Даже в пору громадной популярности Московского мюзик-холла оркестр Утёсова да и сам Леонид Осипович оставались явлением самостоятельным и весьма заметным. В те годы оркестр показывает ряд новых своих работ, среди них - пародийную оперу Дунаевского "Евгений Онегин", его же пародию "Риголетто", фокстрот "Садко". Мелодии эти в исполнении Утёсова с его "Теа-джазом" были так популярны, что появились пластинки с их записями. В начале 1930-х годов Утёсов исполнил песню "У самовара я и моя Маша" (слова и музыка Ф. Квятковской). История этой песни интересна еще и тем, что среди ее исполнителей был Петр Лещенко. Ему народная молва и приписала авторство песни. Однако на одной из пластинок, выпущенной в тридцатых годах, автором этой песни значилась Фани Гордон, а на пластинке "Памяти Утёсова" создателями песни были объявлены Л. Дидерихс и В. Лебедев-Кумач. Если авторство Гордон вполне объяснимо - это девичья фамилия Квятковской, - то как авторами оказались Лебедев-Кумач и Дидерихс, понять трудно. Ошибки этой Леонид Осипович заметить не мог - пластинка вышла уже после его смерти.
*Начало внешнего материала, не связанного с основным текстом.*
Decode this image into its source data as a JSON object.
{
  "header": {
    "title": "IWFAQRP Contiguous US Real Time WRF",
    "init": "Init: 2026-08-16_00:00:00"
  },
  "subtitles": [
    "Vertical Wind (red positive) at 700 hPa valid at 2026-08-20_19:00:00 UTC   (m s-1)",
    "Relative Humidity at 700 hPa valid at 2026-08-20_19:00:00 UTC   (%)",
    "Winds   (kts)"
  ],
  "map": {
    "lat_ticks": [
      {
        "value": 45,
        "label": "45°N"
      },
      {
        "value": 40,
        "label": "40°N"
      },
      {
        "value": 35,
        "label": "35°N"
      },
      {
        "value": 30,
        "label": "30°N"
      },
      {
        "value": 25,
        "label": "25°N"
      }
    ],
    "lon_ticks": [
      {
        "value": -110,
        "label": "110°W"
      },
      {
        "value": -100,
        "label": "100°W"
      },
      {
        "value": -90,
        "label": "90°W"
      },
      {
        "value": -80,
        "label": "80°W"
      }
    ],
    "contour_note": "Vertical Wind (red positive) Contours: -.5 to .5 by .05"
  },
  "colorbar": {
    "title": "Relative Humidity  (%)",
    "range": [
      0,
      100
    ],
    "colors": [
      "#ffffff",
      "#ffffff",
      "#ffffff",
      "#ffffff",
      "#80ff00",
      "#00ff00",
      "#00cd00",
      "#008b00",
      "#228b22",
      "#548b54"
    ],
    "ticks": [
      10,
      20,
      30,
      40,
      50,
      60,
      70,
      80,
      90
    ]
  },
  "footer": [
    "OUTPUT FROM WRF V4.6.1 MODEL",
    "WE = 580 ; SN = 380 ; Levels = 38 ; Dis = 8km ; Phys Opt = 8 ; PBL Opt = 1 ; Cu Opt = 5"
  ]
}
Популярность песни "У самовара" во многом сказалась на судьбе Фаины Марковны Квятковской - автора таких шлягеров, как "Аргентина", "В ночной глуши напев звучит", оперетты "Девушка из Шанхая". Юные свои годы она прожила в Варшаве, а в СССР вернулась лишь после окончания Великой Отечественной войны. Ее песни тиражировались на пластинках в разных странах, а имя долгие годы оставалось забытым. Фаина Марковна дожила до старости и скончалась в Ленинграде в 1991 году. В репертуаре Утёсова ее песня заняла особую нишу - она стала одной из немногих, без которых творчество артиста было бы неполным:

У самовара я и моя Маша,
А на дворе совсем уже темно.
Как в самоваре, так кипит страсть наша.
Смеется месяц весело в окно.

Маша чай мне наливает,
И взор ее так много обещает.
У самовара я и моя Маша -
Вприкуску чай пить будем до утра!

Мелодии, прозвучавшие на концертах Утёсова, тут же вырывались на улицы, становились неотъемлемой частью жизни. Именно в тридцатые годы новые песни, создаваемые новыми композиторами и поэтами, стали всенародными благодаря широкому распространению радио и грампластинок. Стоит отметить, что Утёсов безошибочно выбирал из множества тогдашних композиторов и поэтов-песенников людей, способных создавать "шлягеры" (тогда, конечно, такого слова не было). Именно он дал "путевку в жизнь" песням молодого композитора Никиты Богословского. Кстати, первым музыкальным сочинением Никиты Владимировича - ему тогда было 13 лет - стал вальс "Дита", посвященный его ровеснице Эдит Утёсовой. В годы войны Леонид Осипович исполнял написанные Богословским песни "Чудо-коса", "Солдатский вальс", "Днем и ночью". Но первым плодом их сотрудничества стала в 1939 году знаменитая "Песня старого извозчика" на слова Якова Родионова:

Только глянет над Москвою утро вешнее,
Золотятся помаленьку облака,
Выезжаем мы с тобою, друг, по-прежнему
И, как прежде, поджидаем седока.

Эх, катались мы с тобою, мчались вдаль с тобой,
Искры сыпались с булыжной мостовой,
А теперь плетемся тихо по асфальтовой
Ты да я, поникли оба головой.

Ну, подружка верная,
Тпру, старушка древняя,
Стань, Маруська, в стороне!
Наши годы длинные,
Мы друзья старинные,
Ты верна, как прежде, мне…

Виктор Шкловский заметил однажды, что эстрадная песня в те годы становилась все более театральной. Позже, уже в 1946 году, он написал об Утёсове: "Леонид Утёсов - на редкость талантливый человек. Он превосходно понимает стиль песни, точно движется, превосходно имитирует дирижирование своим джазом. Он создал превосходный джаз, умеет требовать от людей, научил джаз двигаться, научил музыкантов акробатике. Это человек с талантом и сильными руками художника, но он хочет немного: прежде всего он хочет подражать театру, а какому - неизвестно".